Open xavetar opened 18 hours ago
Where did the mania for reducing everything possible come from?
You will find implicit returns in Lisp, as far as the 1960s, and in every functional language since. This may even predate Lisp.
Why is there a keyword "allow" but not a keyword "require"?
Clippy uses lint levels from the Rust compiler. Your question about lacking require
would be better addressed there.
You will find implicit returns in Lisp, as far as the 1960s, and in every functional language since.
Yes, but Rust is not a language with dynamic typing - it is a language with strict static typing, the task of any function (functor) is to return a result. We can't say in the context of math, let's remove = or maybe remove -, +, *, / . Why do we need them when we have the result of the expression?
Clippy has built-in keywords that allow you to disallow this behavior and use “return” directly, without IMPLICIT returns, but when you EXPLICIT disallow this behavior, no warning or error is raised.
Lisp is a high-level, non-memory-intensive language, its semantics are not similar to statically typed languages. They have very little in common with Lisp their dialects and ideologies are fundamentally different.
I understand if Rust had moved away from any currently known paradigms, then such a decision might be justified, except it doesn't. The language provides for these constructs, except that the algorithmic capabilities of clippy are not sufficiently realized to use it on a permanent basis in a stable branch, clippy is in beta release and does not have “perfect normal form” (PCNF), so the only question is, why is clippy used in a stable branch?
According to your narrative, one might conclude that Rust is a characterless entity, a sponge that absorbs other people's ideas of how code should look?
And over time Rust will turn into a bloated mutant like C++, in which entities consist not of hardware code, but of high-level code (tied to the execution environment)? In my opinion, in such a case, there is nothing normal left but C.
Blocks are expressions and its tail expression is what the block evaluates to. If you think of a function body as being a block, then it naturally follows that the tail expression of the function body block is what the function will return.
That said, some people have different opinions and dislike it regardless of whether it makes sense from a language design point of view, and that's fine and is also why we have some of the restriction lints. I'm a bit confused about what this is requesting though. The reproducer has no code other than enabling implicit_return
. Do you have a case where that lint doesn't emit a warning and you want to report a false negative?
Blocks are expressions and its tail expression is what the block evaluates to.
Look, from this position, it can be considered acceptable. You can talk all you want about absolute mathematical representation of S-forms, but the user interacts with the language, not with the underlying representation. The result of this expression is machine code, which in its turn contains a return instruction. We write code in a language, the language obeys the rules of linearity, of sequential presentation. When we talk about machine representation, mathematical representation and language representation, we are talking about different entities.

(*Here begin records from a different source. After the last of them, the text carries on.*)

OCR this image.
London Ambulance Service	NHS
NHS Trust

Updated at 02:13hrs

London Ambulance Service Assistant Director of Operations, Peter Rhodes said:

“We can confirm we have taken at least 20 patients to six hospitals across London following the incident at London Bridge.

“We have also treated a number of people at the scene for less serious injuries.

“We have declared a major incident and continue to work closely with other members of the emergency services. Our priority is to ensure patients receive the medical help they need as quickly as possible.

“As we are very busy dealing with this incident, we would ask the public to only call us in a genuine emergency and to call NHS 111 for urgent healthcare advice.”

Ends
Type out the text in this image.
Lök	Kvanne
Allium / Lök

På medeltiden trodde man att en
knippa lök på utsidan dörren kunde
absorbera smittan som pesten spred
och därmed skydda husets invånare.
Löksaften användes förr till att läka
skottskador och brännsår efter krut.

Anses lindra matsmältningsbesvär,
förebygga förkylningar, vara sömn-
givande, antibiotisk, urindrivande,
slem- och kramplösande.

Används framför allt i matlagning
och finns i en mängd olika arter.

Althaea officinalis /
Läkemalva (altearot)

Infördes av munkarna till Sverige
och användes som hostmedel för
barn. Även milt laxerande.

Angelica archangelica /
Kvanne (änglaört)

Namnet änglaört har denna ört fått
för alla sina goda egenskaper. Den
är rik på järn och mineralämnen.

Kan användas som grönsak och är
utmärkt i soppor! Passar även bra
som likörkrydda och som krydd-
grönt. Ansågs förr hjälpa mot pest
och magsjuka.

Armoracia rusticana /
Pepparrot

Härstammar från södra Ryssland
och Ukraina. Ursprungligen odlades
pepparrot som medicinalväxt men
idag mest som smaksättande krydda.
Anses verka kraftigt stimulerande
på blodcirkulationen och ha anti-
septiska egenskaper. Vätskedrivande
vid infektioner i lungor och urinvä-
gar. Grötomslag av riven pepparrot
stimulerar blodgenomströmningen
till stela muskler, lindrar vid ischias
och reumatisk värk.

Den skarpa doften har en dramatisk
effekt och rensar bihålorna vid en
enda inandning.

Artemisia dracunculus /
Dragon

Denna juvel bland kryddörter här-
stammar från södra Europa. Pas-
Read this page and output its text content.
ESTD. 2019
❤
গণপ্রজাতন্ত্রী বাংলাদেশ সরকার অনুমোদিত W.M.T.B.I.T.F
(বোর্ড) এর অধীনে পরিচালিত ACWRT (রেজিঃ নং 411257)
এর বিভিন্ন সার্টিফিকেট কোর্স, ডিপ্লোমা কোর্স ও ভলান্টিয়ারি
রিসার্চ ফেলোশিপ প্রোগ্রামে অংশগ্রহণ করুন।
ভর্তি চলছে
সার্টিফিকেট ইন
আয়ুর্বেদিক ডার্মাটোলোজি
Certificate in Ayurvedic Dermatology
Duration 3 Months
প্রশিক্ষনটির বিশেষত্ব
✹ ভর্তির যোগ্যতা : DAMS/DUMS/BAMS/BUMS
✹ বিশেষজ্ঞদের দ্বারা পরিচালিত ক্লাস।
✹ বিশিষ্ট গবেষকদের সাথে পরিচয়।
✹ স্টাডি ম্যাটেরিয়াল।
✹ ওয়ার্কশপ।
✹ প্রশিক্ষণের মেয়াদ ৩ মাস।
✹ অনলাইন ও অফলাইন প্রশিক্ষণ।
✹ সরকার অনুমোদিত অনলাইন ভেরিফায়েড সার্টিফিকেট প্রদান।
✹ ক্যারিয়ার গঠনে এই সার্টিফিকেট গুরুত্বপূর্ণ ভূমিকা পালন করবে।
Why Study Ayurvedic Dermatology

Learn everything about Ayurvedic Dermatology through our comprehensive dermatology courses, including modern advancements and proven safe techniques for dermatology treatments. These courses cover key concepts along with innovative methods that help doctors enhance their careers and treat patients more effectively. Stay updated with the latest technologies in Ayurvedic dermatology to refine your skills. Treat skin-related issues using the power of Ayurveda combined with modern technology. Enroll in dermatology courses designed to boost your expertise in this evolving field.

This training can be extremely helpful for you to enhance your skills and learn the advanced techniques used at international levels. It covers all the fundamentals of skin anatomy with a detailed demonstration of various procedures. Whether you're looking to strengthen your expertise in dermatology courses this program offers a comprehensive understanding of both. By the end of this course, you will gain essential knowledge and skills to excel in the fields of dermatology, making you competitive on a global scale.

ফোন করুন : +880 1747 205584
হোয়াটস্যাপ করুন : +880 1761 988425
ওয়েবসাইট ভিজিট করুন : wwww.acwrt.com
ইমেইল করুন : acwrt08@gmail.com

That said, some people have different opinions and dislike it regardless of whether it makes sense from a language design point of view, and that's fine and is also why we have some of the restriction lints.
I have no opinions, such behavior of the language causes complete irritation (to put it mildly). The language tries to sit on several chairs, simultaneously believing that it is independent of the machine representation and at the same time being completely dependent on concepts created earlier by others, the language cannot separate these representations - it is not in its capabilities.
I'm a bit confused about what this is requesting though. The reproducer has no code other than enabling
implicit_return
. Do you have a case where that lint doesn't emit a warning and you want to report a false negative?
The question posed by this issue is to make it so that IMPLICIT constructs (return) CAN BE disallowed/restricted, if someone wants to write IMPLICIT code, that's their problem:
#![deny(clippy::implicit_return)] | #![forbid(clippy::implicit_return)]
Summary
In an attempt to prohibit any implicit definitions and language constructs that do not comply with the properties of explicitness, such as return - which for some reason is usually omitted, clippy does not generate either a warning or an error.
How forbid any IMPLICIT representations of these language constructs? Why does Rust allow the use of these IMPLICIT constructs? Where did the mania for reducing everything possible come from? Why is there a keyword "allow" but not a keyword "require"?